Additive earlier-failure with better diagnostics:

calibration.reliability_curve + maximum_calibration_error validate y_score ∈ [0, 1] (matches metrics.py-side ECE rigor).
calibration.fit_temperature validates the bounds tuple (finite + positive + lo < hi).
losses.RecallAtLowFPR validates pos_weight > 0 at construction.
metric_specs.ece(n_bins=) validates n_bins eagerly at spec-construction (matches eager strategy validation).
analysis.CsvPredictionReader detects missing CSV columns at read time → actionable ValueError instead of cryptic dtype error downstream.

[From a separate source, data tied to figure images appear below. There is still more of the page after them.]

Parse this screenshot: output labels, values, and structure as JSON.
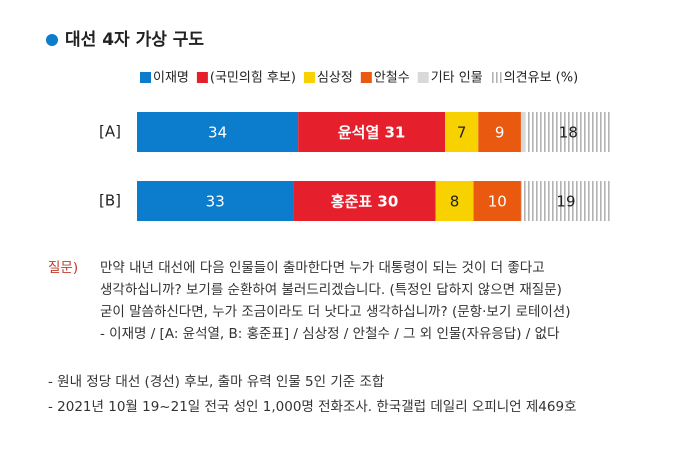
{
  "chart_data": {
    "type": "stacked-bar",
    "title": "대선 4자 가상 구도",
    "categories": [
      "[A]",
      "[B]"
    ],
    "series": [
      {
        "name": "이재명",
        "color": "#0b7dcc",
        "values": [
          34,
          33
        ]
      },
      {
        "name": "(국민의힘 후보)",
        "color": "#e51f2b",
        "values": [
          31,
          30
        ],
        "value_labels": [
          "윤석열 31",
          "홍준표 30"
        ]
      },
      {
        "name": "심상정",
        "color": "#f7d100",
        "values": [
          7,
          8
        ]
      },
      {
        "name": "안철수",
        "color": "#e9590f",
        "values": [
          9,
          10
        ]
      },
      {
        "name": "기타 인물",
        "color": "#d9d9d9",
        "values": [
          1,
          0
        ],
        "hide_labels": true
      },
      {
        "name": "의견유보 (%)",
        "color": "#b3b3b3",
        "hatch": true,
        "values": [
          18,
          19
        ]
      }
    ]
  },
  "question": {
    "label": "질문)",
    "lines": [
      "만약 내년 대선에 다음 인물들이 출마한다면 누가 대통령이 되는 것이 더 좋다고",
      "생각하십니까? 보기를 순환하여 불러드리겠습니다. (특정인 답하지 않으면 재질문)",
      "굳이 말씀하신다면, 누가 조금이라도 더 낫다고 생각하십니까? (문항·보기 로테이션)",
      "- 이재명 / [A: 윤석열, B: 홍준표] / 심상정 /  안철수 / 그 외 인물(자유응답) / 없다"
    ]
  },
  "notes": [
    "- 원내 정당 대선 (경선) 후보, 출마 유력 인물 5인 기준 조합",
    "- 2021년 10월 19~21일 전국 성인 1,000명 전화조사. 한국갤럽 데일리 오피니언 제469호"
  ]
}
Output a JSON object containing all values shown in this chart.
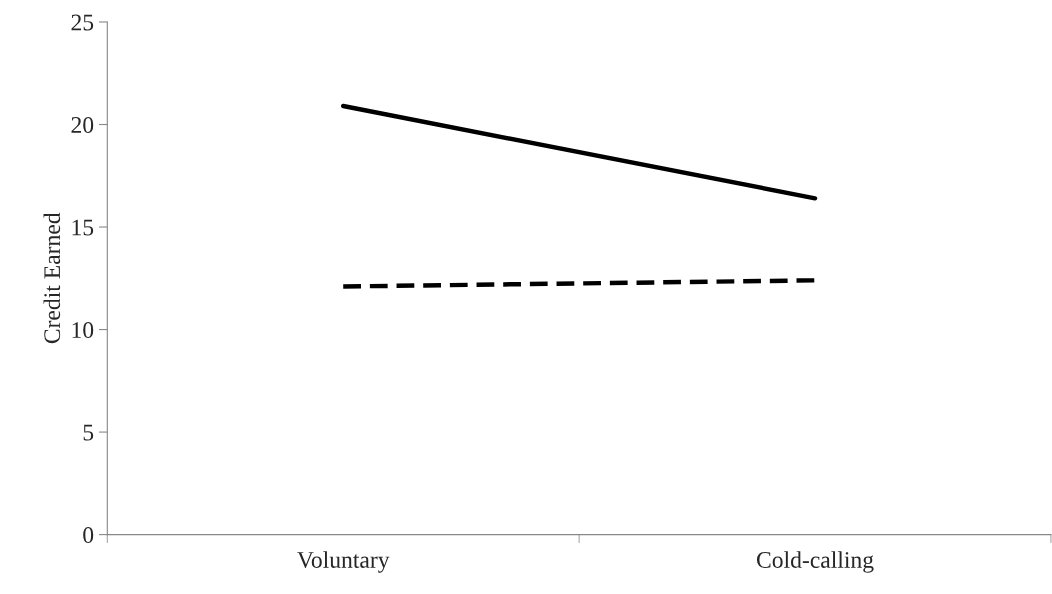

What’s Fixed at v0.51 (docs / structure)#

R8-C5: README links repointed from docs/ (broken) to docs/source/ (correct). Migration toctree extended with v0.49 + v0.50 + v0.51 entries.
R8-C8: SimilarityStrategy demoted from “Tier-2 strict” in README + extending.md to “pre-v0.7 internal interface” matching the 9-strict list in docs/source/api/strict_tier2_protocols.md.
R8-G1: repo-strategy.md gains a supersession note pointing at ADR 0001 (flat-module-layout).
R8-C9: claims.GateResult.to_dict docstring notes the JSON-safety contract — strict-JSON requires artifacts.write_json_strict or explicit sanitize_for_json call.
R8-C10: .gitignore audit-artifact patterns extended to cover codex-comprehensive-audit-*, audit-verification-*, and the per-LLM report aliases.

Deferred to v1.x#

R8-G3 (custom exception hierarchy beyond ValueError): additive Tier-2 change; deferred until a downstream consumer requests it.
R8-G4 (memory-aware n_jobs capping in joblib path): the hazard is documented at _parallel.py:55-59 but mitigation needs RAM-measurement + dataframe-size accounting — non-trivial. Deferred; caller is responsible for n_jobs sizing under their RAM budget.

Notes#

The pre-existing test_bootstrap_calibration_mc.py failures (6 tests) on origin/main are a v0.50 SPEC-7 migration gap in _generate_population helper — unrelated to the v0.51 audit batch. Will be picked up in Round 9 prep.
Round 9 multi-LLM cross-review runs against the v0.51 RC at gate3-audit-round-9.md (briefing to be authored at release-prep time).